Madame Defarge’s accidental death is an example of situational irony. At the beginning of the novel, Madame Defarge believes that she is an agent of fate. Speaking to her husband about the revolution, she says, “although it is a long time on the road, it is on the road and coming […] Nothing that we do is done in vain."
However, the actual circumstances of Madame Defarge’s death contrast her belief that nothing is in vain. Near the end of the novel, she mistakenly shoots herself during an altercation with Lucie’s servant, Miss Pross. In a letter to writer John Forster, Dickens explained that an accidental death was the only fitting punishment for Madame Defarge, since she would have been happy to die in the street, fighting for her cause.
Jerry Cruncher spends so many years doing odd jobs for Tellson’s Bank that he becomes a de facto employee of the respectable institution. However, the scrupulous Mr. Lorry of Tellson’s spends almost the entirety of the novel unaware of Cruncher’s secret moonlight occupation as a “resurrection man,” or in other words, a graverobber.
Though the audience learns of Cruncher’s illegal activities early on, Mr. Lorry remains in the dark until Chapter Eight, Book Three, when, in order to unmask the spy Barsad, Cruncher must reveal how he knew that Roger Cly’s coffin was empty. Only then does Mr. Lorry discover that the self-appointed “honest tradesman” is not so honest. The disconnect between what Mr. Lorry knows and what readers know is an example of dramatic irony.
Dickens uses verbal irony when he describes the prominent place that the guillotine holds in the people’s imagination:
It was the sign of regeneration of the human race. It superseded the Cross. Models of it were worn on breasts from which the Cross was discarded, and it was bowed down to and believed in where the Cross was denied.
Referring to a machine that was invented for mass killing as a “sign of regeneration” is certainly ironic. However, the phrase also contains a kernel of truth, since one of the characteristics of Monseigneur, the synecdochic figure for the aristocracy, is his devastation of the land. By killing off Monseigneur, the revolutionaries hope to usher in a new era of fertility.
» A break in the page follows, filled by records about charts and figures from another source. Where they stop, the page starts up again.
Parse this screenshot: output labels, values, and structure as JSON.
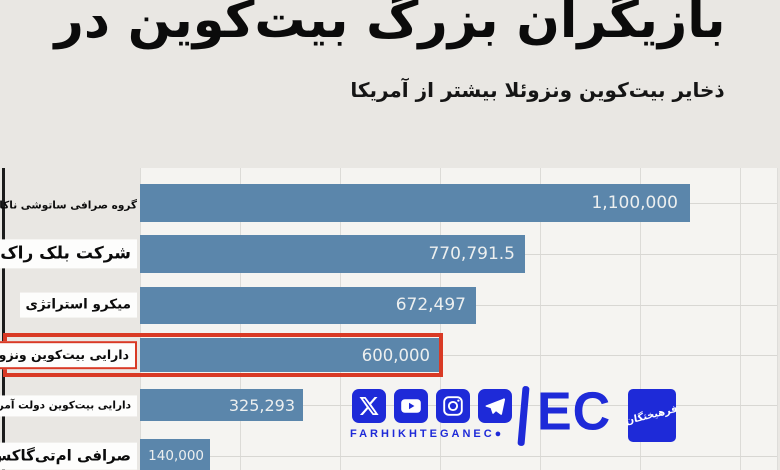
{
  "header": {
    "title": "بازیگران بزرگ بیت‌کوین در جهان",
    "subtitle": "ذخایر بیت‌کوین ونزوئلا بیشتر از آمریکا"
  },
  "chart_data": {
    "type": "bar",
    "orientation": "horizontal",
    "title": "بازیگران بزرگ بیت‌کوین در جهان",
    "subtitle": "ذخایر بیت‌کوین ونزوئلا بیشتر از آمریکا",
    "xlim": [
      0,
      1270000
    ],
    "grid": true,
    "gridline_step": 200000,
    "bar_color": "#5b86ab",
    "highlight_box_color": "#d93a25",
    "rows": [
      {
        "label": "گروه صرافی ساتوشی ناکاموتو",
        "value": 1100000,
        "value_label": "1,100,000",
        "highlighted": false
      },
      {
        "label": "شرکت بلک راک",
        "value": 770791.5,
        "value_label": "770,791.5",
        "highlighted": false
      },
      {
        "label": "میکرو استراتژی",
        "value": 672497,
        "value_label": "672,497",
        "highlighted": false
      },
      {
        "label": "دارایی بیت‌کوین ونزوئلا",
        "value": 600000,
        "value_label": "600,000",
        "highlighted": true
      },
      {
        "label": "دارایی بیت‌کوین دولت آمریکا",
        "value": 325293,
        "value_label": "325,293",
        "highlighted": false
      },
      {
        "label": "صرافی ام‌تی‌گاکس",
        "value": 140000,
        "value_label": "140,000",
        "highlighted": false
      }
    ]
  },
  "branding": {
    "brand_color": "#1e2ad8",
    "social_icons": [
      "x-icon",
      "youtube-icon",
      "instagram-icon",
      "telegram-icon"
    ],
    "handle": "FARHIKHTEGANEC●",
    "logo_latin": "EC",
    "logo_fa": "فرهیختگان"
  }
}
Manette’s unintentional condemnation of Darnay is an example of situational irony. The words Manette wrote about Darnay’s ancestors while he was in prison are read to the court:
I believe that the mark of the red cross is fatal to them, and that they have no part in His mercies. And them and their descendants, to the last of their race, I Alexander Manette, unhappy prisoner, do this last night of the year 1767, in my unbearable agony, denounce to the times when all these things shall be answered for. I denounce them to Heaven and to earth.
Despite Manette’s endeavors to use his influence as a former prisoner of the Bastille to free his son-in-law, it is Manette’s own letter, coming back to haunt him, that sentences Darnay to the guillotine. Manette would never consciously desire Darnay’s downfall. However, the fact that he is listed among Darnay’s accusers highlights the underlying rivalry for Lucie’s love that exists between Manette and Darnay.
Darnay’s ignorance of Carton’s plan to sacrifice himself in Darnay’s place is an instance of dramatic irony. In the prison cell, when Carton asks Darnay to switch clothes with him, the unsuspecting Darnay is as compliant as “a young child in his hands.” Though Darnay writes his wife a long parting letter explaining why he kept his noble birth a secret, Carton forces him to write a new letter, the substance of which Darnay does not understand. The letter contains Carton’s last words to Lucie, and it reads:
If you remember […] the words that passed between us, long ago, you will readily comprehend this when you see it. You do remember them, I know. It is not in your nature to forget them.
Carton’s letter references his long-ago declaration of love to Lucie, an event which Darnay likely knows nothing about. Shockingly enough, Darnay obeys Carton’s unorthodox parting requests without suspecting Carton’s true intention—to die in his stead. Readers, who are familiar with Carton’s earlier promise to sacrifice himself for Lucie, understand the letter’s meaning, though Darnay does not. Darnay’s ignorance casts him in a surprisingly passive role for a romantic hero and imbues the scene with a sense of dramatic irony.